As the survey was cross-sectional, these are associations rather than causal effects. For example, among people who were unaware of U=U, only 56% were virally suppressed, whereas among people who had discussed U=U with their provider, 77% were virally suppressed. It could be that healthcare providers talked about U=U with their patients and this then motivated them to adhere to treatment. Equally, the relationship could be the other way round – some providers may only choose to discuss U=U once a patient’s viral load has become undetectable.
Suboptimal adherence was reported by 35% who were unaware of U=U, 29% who had heard about it from other sources, and 20% who had discussed it with their healthcare provider.
Participants were asked to rate their health on a five-point scale. It was rated as ‘good’ or ‘very good’ by 45% who were unaware of U=U, 55% who knew about it from other sources, and 61% who had talked about U=U with their provider. Similar patterns were seen when physical health, mental health and sexual health were asked about specifically.
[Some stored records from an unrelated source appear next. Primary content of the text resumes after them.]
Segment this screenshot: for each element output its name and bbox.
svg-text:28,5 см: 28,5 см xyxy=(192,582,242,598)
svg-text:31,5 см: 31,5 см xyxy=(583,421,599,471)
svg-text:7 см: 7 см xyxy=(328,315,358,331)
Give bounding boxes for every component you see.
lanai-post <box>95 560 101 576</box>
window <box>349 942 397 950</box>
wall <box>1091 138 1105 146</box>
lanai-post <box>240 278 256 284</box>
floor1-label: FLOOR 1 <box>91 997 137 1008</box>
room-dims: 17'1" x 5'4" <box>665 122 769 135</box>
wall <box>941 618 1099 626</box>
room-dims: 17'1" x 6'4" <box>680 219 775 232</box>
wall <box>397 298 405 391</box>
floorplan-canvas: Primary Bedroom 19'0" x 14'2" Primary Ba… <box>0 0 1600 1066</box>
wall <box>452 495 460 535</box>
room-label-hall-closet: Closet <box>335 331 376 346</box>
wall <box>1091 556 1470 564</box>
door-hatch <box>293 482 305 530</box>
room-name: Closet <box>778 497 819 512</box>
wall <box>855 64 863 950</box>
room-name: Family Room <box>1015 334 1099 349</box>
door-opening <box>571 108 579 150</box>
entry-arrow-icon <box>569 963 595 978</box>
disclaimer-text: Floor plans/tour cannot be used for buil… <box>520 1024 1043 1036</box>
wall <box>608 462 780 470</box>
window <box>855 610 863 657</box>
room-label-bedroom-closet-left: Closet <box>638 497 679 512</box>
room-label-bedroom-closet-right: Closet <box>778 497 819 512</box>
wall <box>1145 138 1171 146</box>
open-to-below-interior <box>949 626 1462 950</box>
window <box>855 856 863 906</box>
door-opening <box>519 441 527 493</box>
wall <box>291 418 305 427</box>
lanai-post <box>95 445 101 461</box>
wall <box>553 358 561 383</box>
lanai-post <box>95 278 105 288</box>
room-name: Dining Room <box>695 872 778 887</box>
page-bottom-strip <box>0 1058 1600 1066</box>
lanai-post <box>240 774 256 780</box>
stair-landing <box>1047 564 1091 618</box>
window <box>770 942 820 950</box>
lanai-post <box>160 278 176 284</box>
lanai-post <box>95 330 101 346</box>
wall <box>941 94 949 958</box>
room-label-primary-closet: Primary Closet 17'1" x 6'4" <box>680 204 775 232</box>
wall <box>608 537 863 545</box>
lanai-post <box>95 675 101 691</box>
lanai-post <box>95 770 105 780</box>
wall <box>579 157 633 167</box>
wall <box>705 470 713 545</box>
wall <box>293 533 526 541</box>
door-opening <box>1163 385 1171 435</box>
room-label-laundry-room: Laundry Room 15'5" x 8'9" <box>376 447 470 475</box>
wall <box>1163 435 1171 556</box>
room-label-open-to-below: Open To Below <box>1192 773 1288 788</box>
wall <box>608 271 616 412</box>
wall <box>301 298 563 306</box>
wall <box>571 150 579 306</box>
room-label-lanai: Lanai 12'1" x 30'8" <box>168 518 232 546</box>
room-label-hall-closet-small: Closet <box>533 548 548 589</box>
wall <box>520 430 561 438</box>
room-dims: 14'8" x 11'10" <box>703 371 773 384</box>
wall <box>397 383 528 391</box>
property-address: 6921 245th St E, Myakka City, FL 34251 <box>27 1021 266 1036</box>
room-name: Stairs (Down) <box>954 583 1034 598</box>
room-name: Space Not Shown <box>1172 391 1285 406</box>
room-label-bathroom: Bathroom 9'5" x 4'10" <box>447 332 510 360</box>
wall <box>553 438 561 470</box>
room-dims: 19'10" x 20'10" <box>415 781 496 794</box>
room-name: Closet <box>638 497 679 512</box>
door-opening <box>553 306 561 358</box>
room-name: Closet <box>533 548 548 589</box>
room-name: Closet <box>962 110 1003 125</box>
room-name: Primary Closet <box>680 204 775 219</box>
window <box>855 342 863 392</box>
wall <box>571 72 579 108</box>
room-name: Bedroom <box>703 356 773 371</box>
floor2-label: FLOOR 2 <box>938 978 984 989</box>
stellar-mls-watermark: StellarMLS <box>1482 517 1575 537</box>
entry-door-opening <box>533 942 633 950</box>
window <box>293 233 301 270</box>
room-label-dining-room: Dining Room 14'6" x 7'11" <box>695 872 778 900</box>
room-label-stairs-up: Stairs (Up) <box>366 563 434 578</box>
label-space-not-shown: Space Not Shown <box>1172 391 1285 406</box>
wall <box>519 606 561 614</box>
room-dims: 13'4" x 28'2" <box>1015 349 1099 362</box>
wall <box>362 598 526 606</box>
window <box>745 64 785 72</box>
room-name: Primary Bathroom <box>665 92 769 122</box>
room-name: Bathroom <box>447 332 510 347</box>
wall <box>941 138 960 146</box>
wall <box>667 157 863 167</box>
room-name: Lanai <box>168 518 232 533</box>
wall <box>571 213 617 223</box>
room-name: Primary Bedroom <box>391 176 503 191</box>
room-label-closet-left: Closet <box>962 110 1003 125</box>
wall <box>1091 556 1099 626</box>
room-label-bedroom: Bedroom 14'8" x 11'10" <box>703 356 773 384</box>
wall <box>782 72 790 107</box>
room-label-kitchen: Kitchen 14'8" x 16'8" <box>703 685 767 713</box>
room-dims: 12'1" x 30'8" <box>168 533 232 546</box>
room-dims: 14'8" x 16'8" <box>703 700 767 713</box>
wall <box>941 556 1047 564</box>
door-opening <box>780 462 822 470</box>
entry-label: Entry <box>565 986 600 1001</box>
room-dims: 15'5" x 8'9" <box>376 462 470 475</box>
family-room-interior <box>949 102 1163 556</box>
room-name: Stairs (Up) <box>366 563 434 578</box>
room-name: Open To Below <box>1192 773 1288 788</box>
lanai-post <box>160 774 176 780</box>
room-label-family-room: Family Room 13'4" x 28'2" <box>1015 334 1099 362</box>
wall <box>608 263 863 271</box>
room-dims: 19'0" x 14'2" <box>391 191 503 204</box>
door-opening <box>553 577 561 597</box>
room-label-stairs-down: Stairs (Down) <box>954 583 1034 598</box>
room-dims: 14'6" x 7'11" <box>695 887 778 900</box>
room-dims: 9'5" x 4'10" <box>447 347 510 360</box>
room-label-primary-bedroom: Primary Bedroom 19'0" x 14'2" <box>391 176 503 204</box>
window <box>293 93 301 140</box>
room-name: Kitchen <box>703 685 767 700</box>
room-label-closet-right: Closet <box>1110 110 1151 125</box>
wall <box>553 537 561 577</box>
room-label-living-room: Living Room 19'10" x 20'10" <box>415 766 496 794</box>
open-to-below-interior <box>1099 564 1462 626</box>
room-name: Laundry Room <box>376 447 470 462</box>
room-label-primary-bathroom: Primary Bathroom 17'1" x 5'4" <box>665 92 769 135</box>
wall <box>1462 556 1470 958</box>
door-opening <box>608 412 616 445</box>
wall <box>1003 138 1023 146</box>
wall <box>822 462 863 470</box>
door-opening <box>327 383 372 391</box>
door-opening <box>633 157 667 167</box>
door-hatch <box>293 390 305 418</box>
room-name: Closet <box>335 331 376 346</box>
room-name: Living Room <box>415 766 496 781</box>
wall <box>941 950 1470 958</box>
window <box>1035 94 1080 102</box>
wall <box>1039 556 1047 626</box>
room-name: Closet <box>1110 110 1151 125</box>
Whereas only 36% of people who were unaware of U=U would feel comfortable discussing concerns about HIV transmission with their healthcare provider, this was the case for 55% and 66% of the other groups respectively.
People who had discussed U=U were more open about their HIV status. Among those who were unaware of U=U, 20% said they were comfortable sharing their HIV status, compared to 27% of those who knew about it from other sources and 33% of those who had talked about U=U with their doctor or nurse. Having hid or disguised their HIV medication in the past few months was reported by 67% of those who were unaware of U=U, 61% of those who had learnt about it and 55% of those who talked about it with their provider.
In a commentary published separately, Dr Sarah Calabrese and Professor Ken Mayer argue that some healthcare providers’ stigmatising attitudes towards people with HIV may stifle patient-provider communication about U=U. The social groups and behaviours associated with HIV transmission are already stigmatised, individuals may be stereotyped as irresponsible or at risk, and providers may be less comfortable discussing sex with some minority groups. Stigma may be implicit and may manifest itself as reasoned decision making.
They call for universal U=U patient education to be recommended in clinical guidelines, incorporating U=U into clinical education, creating concrete tools that could facilitate conversations, and broadening public awareness through public health messaging.